Considering the paper presented and the discussion that took place, participants address some of the key points that were highlighted during the sessions. These concluding remarks include the findings and recommendations that the conference concluded; they are as follows:
First: The conference affirms that all religions call for respect and peace and that they condemn all forms of hate speech, extremism, racism, and discrimination based on religion, gender, or race.
Second: The conference emphasizes that confronting extraterrestrial thoughts and actions are a human duty and a noble work. The participants will work together to combat terrorism and extremism at the level of individuals, institutions, religious leaders, and political and civil societies in order to establish human ethics, spread peace and love, and build a civilized world.
Third: Condemnation of all forms and types of hate speech and rejection of behaviors and practices of extremist groups that call themselves religion, while the essence of religion is far removed from their deeds and actions.
Fourth: The need to use all legal means to develop an ethical strategy for the media on a professional basis. The goal is to limit the spread of hate speech on social media in the name of freedom of expression and to enforce compliance with the law on these platforms.

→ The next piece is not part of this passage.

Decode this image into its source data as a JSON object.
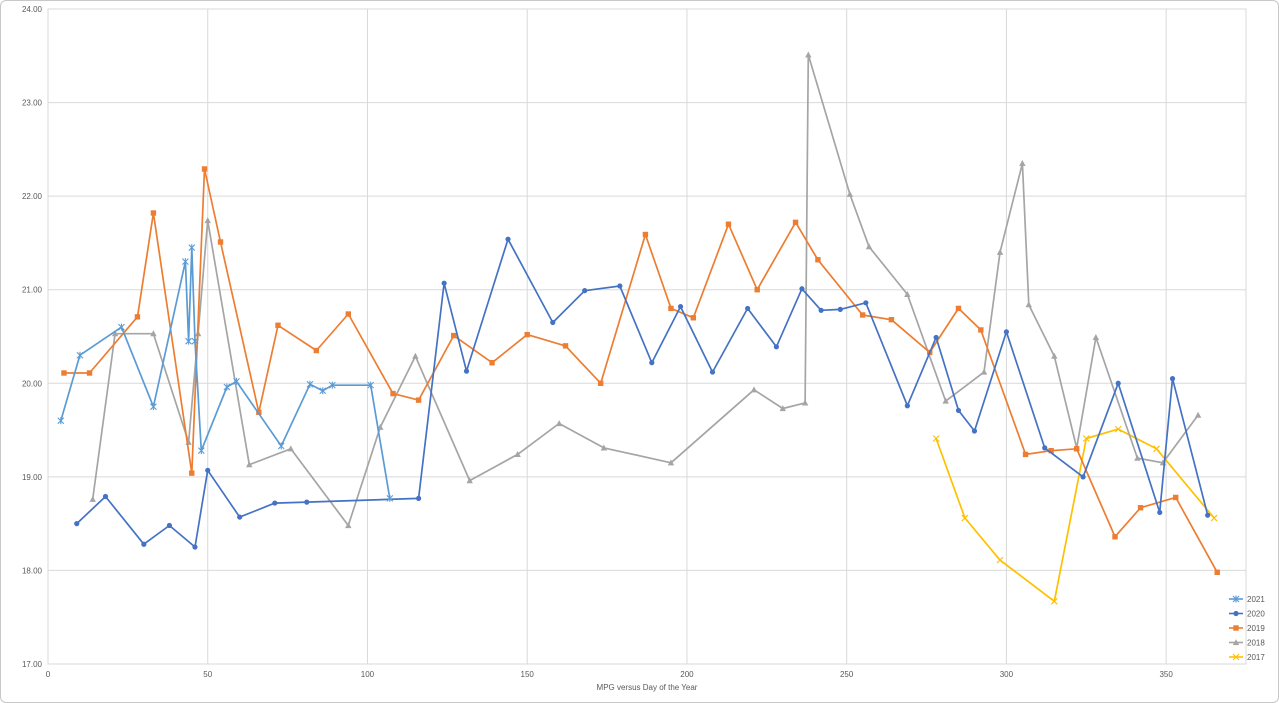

Fifth: The need to develop, adopt and submit a proposal to international organizations to develop curricula (especially for early childhood education) that teach the correct and proper religious principles and values that call for respect and coexistence and eradicate anything that inspires and incites hatred. And urge religious leaders to implement this proposal in their respective countries in accordance with the teachings of their religions.
Sixth: Ensure that there are no forms of double standard discourse among those involved in interfaith dialogue; there should be no internal discourse that supports, incites, and calls for hatred, while external discourse publicly condemns hatred in the presence of people.
Seventh: The conference Stresses that the phenomenon of Islamophobia and prejudice against Islam is not the method of the majority in the West but is practiced by minorities who ignore the true teachings of Islam and its essence, and are not familiar with the history of Islam and its civilization of tolerance, pluralism, and acceptance of others.
Eighth: The participants emphasis on moving from this phase of interfaith dialogue to a phase of true partnership and genuine interaction between the institutions of religions as well as civil societies; a single voice condemning hate speech regardless of its sources and originators.
Ninth: The conference calls to communicate with effective and influential interfaith dialogue bodies worldwide about the need to unite efforts in support of oppressed people suffering from hate speech and genocide, as is happening in Kashmir, the Rohingya minority, and the Uyghurs, and to openly reject all forms of hatred and oppression whenever and wherever it occurs, regardless of race or religion.